I often get into discussions about "next-generation firewalls" versus "traditional firewalls". All firewall vendors are moving in this same direction, adding deeper inspection to their devices.
For sales, it's a very easy pitch. Everyone is annoyed with the limited visibility L4 firewalls have and proxies have always been a necessary evil. Along comes this one new box that will fix all these issues. Who wouldn't want one?
Marketing will say you no longer need to worry about TCP or UDP ports, just applications. But if you think about this for a few seconds, you'll know this isn't true. Applications can only be identified once a connection has been established and a certain amount of traffic has been passed back and forth. So if you want to allow HTTP on any port, you need to allow TCP connections to any port and block them once they turn out to be something different than HTTP. You just opened your entire network to portscans and all sorts of badness. This is a very easy configuration error to make - I've seen it happen several times already.
I was going to write about some of the interesting things you could do to trick the application-identification, but found an excellent presentation which pretty much sums up my thoughts:
DEFCON19 Presentation Slides
DEFCON19 Presentation Video
You may recognize the CLI - but this applies to all vendors. It's about the technology, not the individual products.
In summary:
Conclusion:
Does this mean application firewalls are useless? Absolutely not. You simply need to be aware of its limitations.

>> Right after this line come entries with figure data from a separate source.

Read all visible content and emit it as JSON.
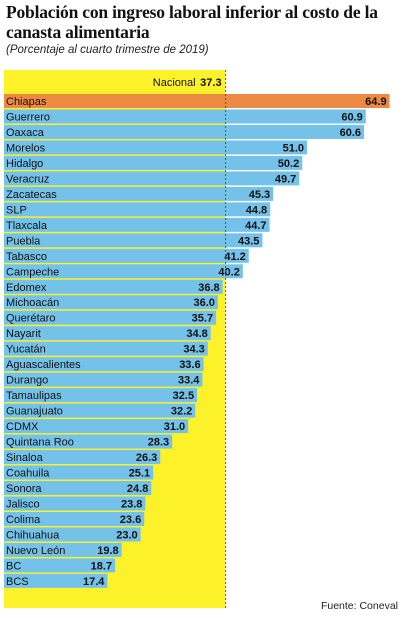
{
  "title": "Población con ingreso laboral inferior al costo de la canasta alimentaria",
  "subtitle": "(Porcentaje al cuarto trimestre de 2019)",
  "source": "Fuente: Coneval",
  "colors": {
    "bar": "#74c2ea",
    "highlight": "#ec8a44",
    "reference_band": "#fdf22a",
    "reference_line": "#555555"
  },
  "chart_data": {
    "type": "bar",
    "orientation": "horizontal",
    "reference": {
      "label": "Nacional",
      "value": 37.3
    },
    "categories": [
      "Chiapas",
      "Guerrero",
      "Oaxaca",
      "Morelos",
      "Hidalgo",
      "Veracruz",
      "Zacatecas",
      "SLP",
      "Tlaxcala",
      "Puebla",
      "Tabasco",
      "Campeche",
      "Edomex",
      "Michoacán",
      "Querétaro",
      "Nayarit",
      "Yucatán",
      "Aguascalientes",
      "Durango",
      "Tamaulipas",
      "Guanajuato",
      "CDMX",
      "Quintana Roo",
      "Sinaloa",
      "Coahuila",
      "Sonora",
      "Jalisco",
      "Colima",
      "Chihuahua",
      "Nuevo León",
      "BC",
      "BCS"
    ],
    "values": [
      64.9,
      60.9,
      60.6,
      51.0,
      50.2,
      49.7,
      45.3,
      44.8,
      44.7,
      43.5,
      41.2,
      40.2,
      36.8,
      36.0,
      35.7,
      34.8,
      34.3,
      33.6,
      33.4,
      32.5,
      32.2,
      31.0,
      28.3,
      26.3,
      25.1,
      24.8,
      23.8,
      23.6,
      23.0,
      19.8,
      18.7,
      17.4
    ],
    "value_labels": [
      "64.9",
      "60.9",
      "60.6",
      "51.0",
      "50.2",
      "49.7",
      "45.3",
      "44.8",
      "44.7",
      "43.5",
      "41.2",
      "40.2",
      "36.8",
      "36.0",
      "35.7",
      "34.8",
      "34.3",
      "33.6",
      "33.4",
      "32.5",
      "32.2",
      "31.0",
      "28.3",
      "26.3",
      "25.1",
      "24.8",
      "23.8",
      "23.6",
      "23.0",
      "19.8",
      "18.7",
      "17.4"
    ],
    "highlight": "Chiapas",
    "xlim": [
      0,
      68
    ]
  }
}
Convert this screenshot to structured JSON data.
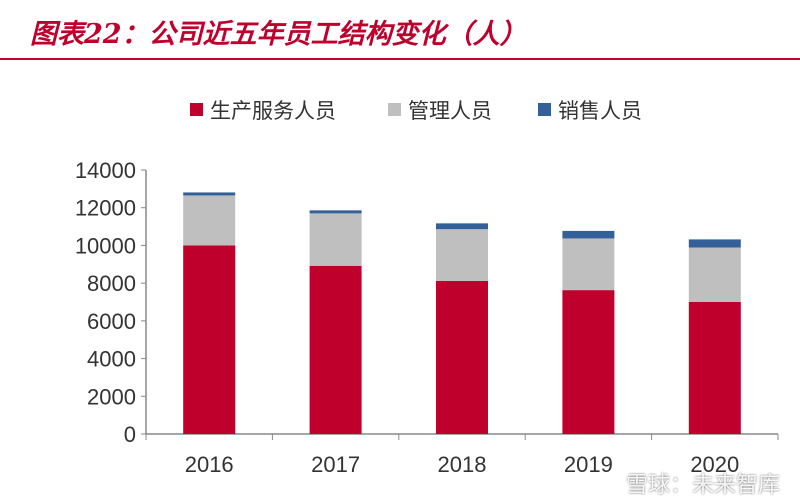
{
  "title": "图表22：公司近五年员工结构变化（人）",
  "watermark": "雪球：未来智库",
  "chart_data": {
    "type": "bar",
    "stacked": true,
    "title": "",
    "xlabel": "",
    "ylabel": "",
    "categories": [
      "2016",
      "2017",
      "2018",
      "2019",
      "2020"
    ],
    "series": [
      {
        "name": "生产服务人员",
        "color": "#c0002c",
        "values": [
          10000,
          8920,
          8120,
          7630,
          7000
        ]
      },
      {
        "name": "管理人员",
        "color": "#bfbfbf",
        "values": [
          2650,
          2780,
          2740,
          2740,
          2890
        ]
      },
      {
        "name": "销售人员",
        "color": "#34609a",
        "values": [
          160,
          160,
          310,
          400,
          430
        ]
      }
    ],
    "ylim": [
      0,
      14000
    ],
    "yticks": [
      "0",
      "2000",
      "4000",
      "6000",
      "8000",
      "10000",
      "12000",
      "14000"
    ],
    "grid": false,
    "legend": "top"
  }
}
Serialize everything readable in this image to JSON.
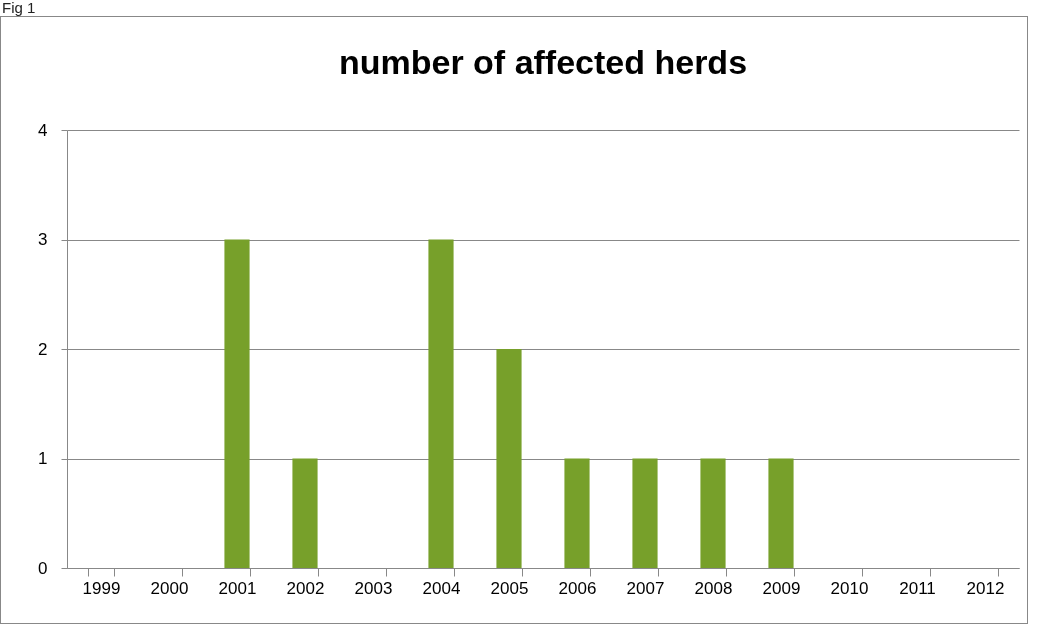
{
  "chart_data": {
    "type": "bar",
    "title": "number of affected herds",
    "categories": [
      "1999",
      "2000",
      "2001",
      "2002",
      "2003",
      "2004",
      "2005",
      "2006",
      "2007",
      "2008",
      "2009",
      "2010",
      "2011",
      "2012"
    ],
    "values": [
      0,
      0,
      3,
      1,
      0,
      3,
      2,
      1,
      1,
      1,
      1,
      0,
      0,
      0
    ],
    "color": "#77a02a",
    "ylim": [
      0,
      4
    ],
    "yticks": [
      0,
      1,
      2,
      3,
      4
    ],
    "grid": "y",
    "annotations": [
      "Fig 1"
    ]
  }
}
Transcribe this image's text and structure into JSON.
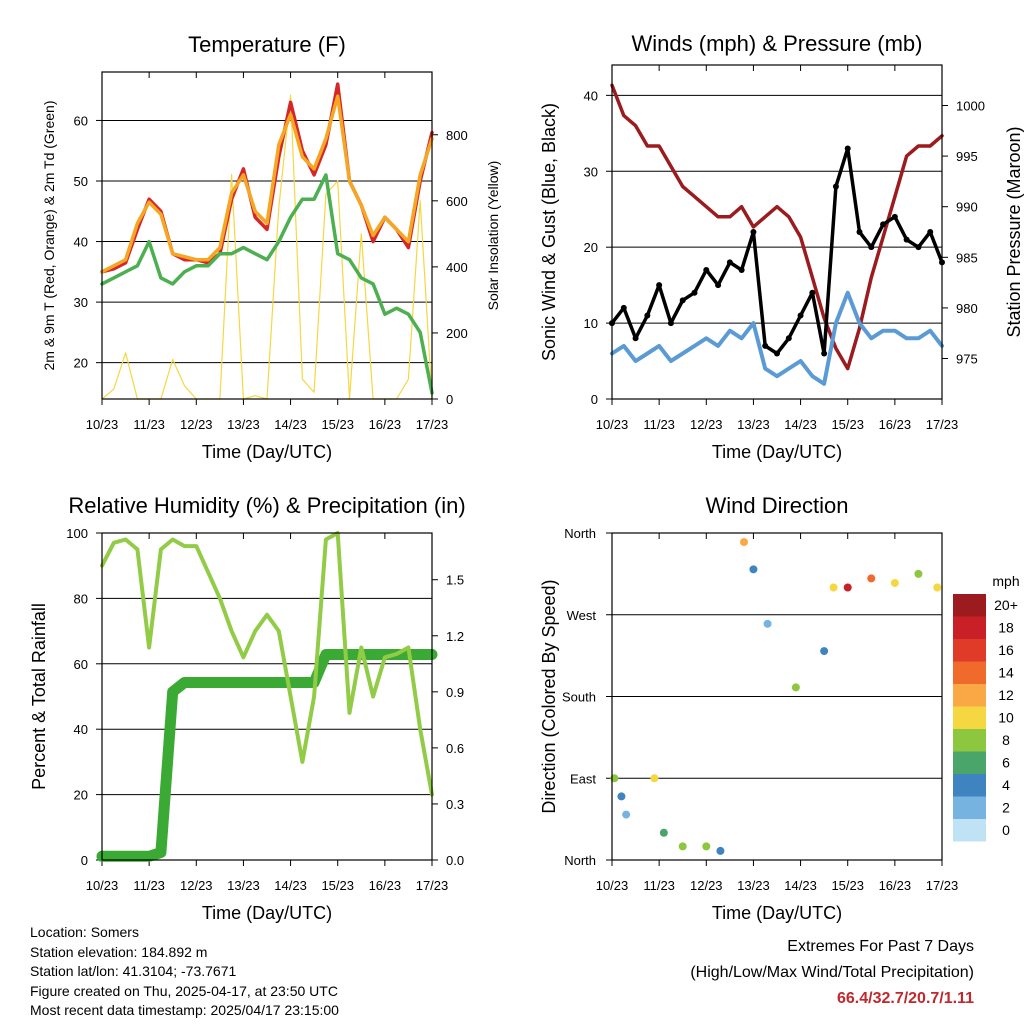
{
  "chart_data": [
    {
      "type": "line",
      "title": "Temperature (F)",
      "xlabel": "Time (Day/UTC)",
      "ylabel": "2m & 9m T (Red, Orange) & 2m Td (Green)",
      "ylabel_right": "Solar Insolation (Yellow)",
      "x_tick_labels": [
        "10/23",
        "11/23",
        "12/23",
        "13/23",
        "14/23",
        "15/23",
        "16/23",
        "17/23"
      ],
      "ylim": [
        14,
        68
      ],
      "yticks": [
        20,
        30,
        40,
        50,
        60
      ],
      "ylim_right": [
        0,
        990
      ],
      "yticks_right": [
        0,
        200,
        400,
        600,
        800
      ],
      "x": [
        0,
        0.25,
        0.5,
        0.75,
        1.0,
        1.25,
        1.5,
        1.75,
        2.0,
        2.25,
        2.5,
        2.75,
        3.0,
        3.25,
        3.5,
        3.75,
        4.0,
        4.25,
        4.5,
        4.75,
        5.0,
        5.25,
        5.5,
        5.75,
        6.0,
        6.25,
        6.5,
        6.75,
        7.0
      ],
      "series": [
        {
          "name": "2m T",
          "color": "#d62728",
          "values": [
            35,
            35.5,
            36.5,
            42,
            47,
            45,
            38,
            37,
            37,
            36.5,
            38,
            47,
            52,
            44,
            42,
            54,
            63,
            55,
            51,
            56,
            66,
            50,
            46,
            40,
            44,
            42,
            39,
            50,
            58
          ]
        },
        {
          "name": "9m T",
          "color": "#f5a623",
          "values": [
            35,
            36,
            37,
            43,
            46.5,
            44.5,
            38,
            37.5,
            37,
            37,
            39,
            48,
            51,
            45,
            43,
            56,
            61,
            54,
            52,
            57,
            64,
            50,
            46,
            41,
            44,
            42,
            40,
            51,
            57
          ]
        },
        {
          "name": "2m Td",
          "color": "#4caf50",
          "values": [
            33,
            34,
            35,
            36,
            40,
            34,
            33,
            35,
            36,
            36,
            38,
            38,
            39,
            38,
            37,
            40,
            44,
            47,
            47,
            51,
            38,
            37,
            34,
            33,
            28,
            29,
            28,
            25,
            15
          ]
        },
        {
          "name": "Solar Insolation",
          "color": "#f5d742",
          "axis": "right",
          "values": [
            0,
            30,
            140,
            0,
            0,
            0,
            120,
            40,
            0,
            0,
            0,
            680,
            0,
            10,
            0,
            580,
            920,
            60,
            20,
            620,
            660,
            0,
            500,
            0,
            0,
            0,
            60,
            600,
            0
          ]
        }
      ]
    },
    {
      "type": "line",
      "title": "Winds (mph) & Pressure (mb)",
      "xlabel": "Time (Day/UTC)",
      "ylabel": "Sonic Wind & Gust (Blue, Black)",
      "ylabel_right": "Station Pressure (Maroon)",
      "x_tick_labels": [
        "10/23",
        "11/23",
        "12/23",
        "13/23",
        "14/23",
        "15/23",
        "16/23",
        "17/23"
      ],
      "ylim": [
        0,
        44
      ],
      "yticks": [
        0,
        10,
        20,
        30,
        40
      ],
      "ylim_right": [
        971,
        1004
      ],
      "yticks_right": [
        975,
        980,
        985,
        990,
        995,
        1000
      ],
      "x": [
        0,
        0.25,
        0.5,
        0.75,
        1.0,
        1.25,
        1.5,
        1.75,
        2.0,
        2.25,
        2.5,
        2.75,
        3.0,
        3.25,
        3.5,
        3.75,
        4.0,
        4.25,
        4.5,
        4.75,
        5.0,
        5.25,
        5.5,
        5.75,
        6.0,
        6.25,
        6.5,
        6.75,
        7.0
      ],
      "series": [
        {
          "name": "Sonic Wind",
          "color": "#5b9bd5",
          "values": [
            6,
            7,
            5,
            6,
            7,
            5,
            6,
            7,
            8,
            7,
            9,
            8,
            10,
            4,
            3,
            4,
            5,
            3,
            2,
            10,
            14,
            10,
            8,
            9,
            9,
            8,
            8,
            9,
            7
          ]
        },
        {
          "name": "Gust",
          "color": "#000000",
          "values": [
            10,
            12,
            8,
            11,
            15,
            10,
            13,
            14,
            17,
            15,
            18,
            17,
            22,
            7,
            6,
            8,
            11,
            14,
            6,
            28,
            33,
            22,
            20,
            23,
            24,
            21,
            20,
            22,
            18
          ]
        },
        {
          "name": "Station Pressure",
          "color": "#9b1b1f",
          "axis": "right",
          "values": [
            1002,
            999,
            998,
            996,
            996,
            994,
            992,
            991,
            990,
            989,
            989,
            990,
            988,
            989,
            990,
            989,
            987,
            983,
            979,
            976,
            974,
            978,
            983,
            987,
            991,
            995,
            996,
            996,
            997
          ]
        }
      ]
    },
    {
      "type": "line",
      "title": "Relative Humidity (%) & Precipitation (in)",
      "xlabel": "Time (Day/UTC)",
      "ylabel": "Percent & Total Rainfall",
      "x_tick_labels": [
        "10/23",
        "11/23",
        "12/23",
        "13/23",
        "14/23",
        "15/23",
        "16/23",
        "17/23"
      ],
      "ylim": [
        0,
        100
      ],
      "yticks": [
        0,
        20,
        40,
        60,
        80,
        100
      ],
      "ylim_right": [
        0,
        1.75
      ],
      "yticks_right": [
        "0.0",
        "0.3",
        "0.6",
        "0.9",
        "1.2",
        "1.5"
      ],
      "x": [
        0,
        0.25,
        0.5,
        0.75,
        1.0,
        1.25,
        1.5,
        1.75,
        2.0,
        2.25,
        2.5,
        2.75,
        3.0,
        3.25,
        3.5,
        3.75,
        4.0,
        4.25,
        4.5,
        4.75,
        5.0,
        5.25,
        5.5,
        5.75,
        6.0,
        6.25,
        6.5,
        6.75,
        7.0
      ],
      "series": [
        {
          "name": "Relative Humidity",
          "color": "#92cc47",
          "values": [
            90,
            97,
            98,
            95,
            65,
            95,
            98,
            96,
            96,
            88,
            80,
            70,
            62,
            70,
            75,
            70,
            50,
            30,
            50,
            98,
            100,
            45,
            65,
            50,
            62,
            63,
            65,
            40,
            20
          ]
        },
        {
          "name": "Total Precipitation",
          "color": "#3aaa35",
          "axis": "right",
          "values": [
            0.02,
            0.02,
            0.02,
            0.02,
            0.02,
            0.04,
            0.9,
            0.95,
            0.95,
            0.95,
            0.95,
            0.95,
            0.95,
            0.95,
            0.95,
            0.95,
            0.95,
            0.95,
            0.95,
            1.1,
            1.1,
            1.1,
            1.1,
            1.1,
            1.1,
            1.1,
            1.1,
            1.1,
            1.1
          ]
        }
      ]
    },
    {
      "type": "scatter",
      "title": "Wind Direction",
      "xlabel": "Time (Day/UTC)",
      "ylabel": "Direction (Colored By Speed)",
      "x_tick_labels": [
        "10/23",
        "11/23",
        "12/23",
        "13/23",
        "14/23",
        "15/23",
        "16/23",
        "17/23"
      ],
      "y_tick_labels": [
        "North",
        "East",
        "South",
        "West",
        "North"
      ],
      "ylim": [
        0,
        360
      ],
      "colorbar": {
        "title": "mph",
        "labels": [
          "20+",
          "18",
          "16",
          "14",
          "12",
          "10",
          "8",
          "6",
          "4",
          "2",
          "0"
        ],
        "colors": [
          "#9b1b1f",
          "#c82026",
          "#e03b28",
          "#f06a2b",
          "#f9a845",
          "#f5d742",
          "#8dc63f",
          "#4aa56b",
          "#3f84c0",
          "#76b3e0",
          "#bfe3f5"
        ]
      },
      "points": [
        {
          "x": 0.05,
          "y": 90,
          "s": 8
        },
        {
          "x": 0.2,
          "y": 70,
          "s": 4
        },
        {
          "x": 0.3,
          "y": 50,
          "s": 2
        },
        {
          "x": 0.9,
          "y": 90,
          "s": 10
        },
        {
          "x": 1.1,
          "y": 30,
          "s": 6
        },
        {
          "x": 1.5,
          "y": 15,
          "s": 8
        },
        {
          "x": 2.0,
          "y": 15,
          "s": 8
        },
        {
          "x": 2.3,
          "y": 10,
          "s": 4
        },
        {
          "x": 2.8,
          "y": 350,
          "s": 12
        },
        {
          "x": 3.0,
          "y": 320,
          "s": 4
        },
        {
          "x": 3.3,
          "y": 260,
          "s": 2
        },
        {
          "x": 3.9,
          "y": 190,
          "s": 8
        },
        {
          "x": 4.5,
          "y": 230,
          "s": 4
        },
        {
          "x": 4.7,
          "y": 300,
          "s": 10
        },
        {
          "x": 5.0,
          "y": 300,
          "s": 18
        },
        {
          "x": 5.5,
          "y": 310,
          "s": 14
        },
        {
          "x": 6.0,
          "y": 305,
          "s": 10
        },
        {
          "x": 6.5,
          "y": 315,
          "s": 8
        },
        {
          "x": 6.9,
          "y": 300,
          "s": 10
        }
      ]
    }
  ],
  "info": {
    "location": "Location: Somers",
    "elevation": "Station elevation: 184.892 m",
    "latlon": "Station lat/lon: 41.3104; -73.7671",
    "created": "Figure created on Thu, 2025-04-17, at 23:50 UTC",
    "recent": "Most recent data timestamp: 2025/04/17 23:15:00"
  },
  "extremes": {
    "title": "Extremes For Past 7 Days",
    "subtitle": "(High/Low/Max Wind/Total Precipitation)",
    "values": "66.4/32.7/20.7/1.11"
  }
}
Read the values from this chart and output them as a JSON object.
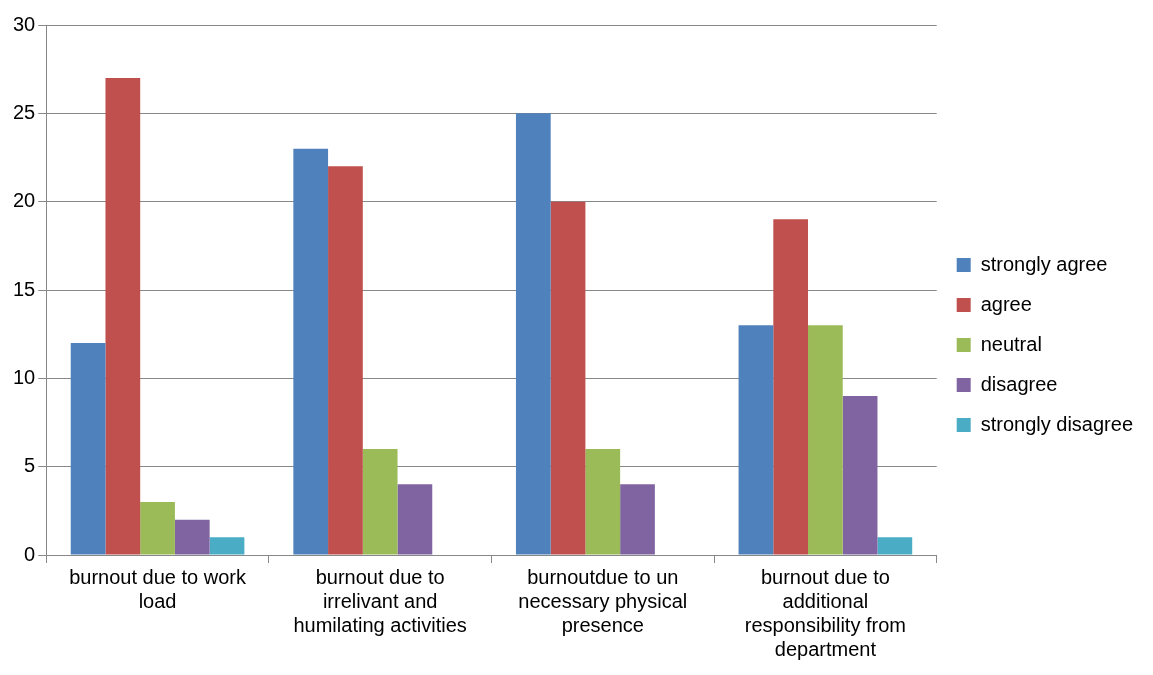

In my opinion, L7 firewalls are an additional layer of defense, not a replacement for the stateful firewalls. You still need a stateful L4 box in front to attach the network segments to that don't require application-identification or need better performance. This also reduces the risk of configuration errors on the L7 device.
On the L7 firewall you need to remember to only allow applications on the ports they need and that application-identification is an expensive operation, especially for certain UDP based protocols.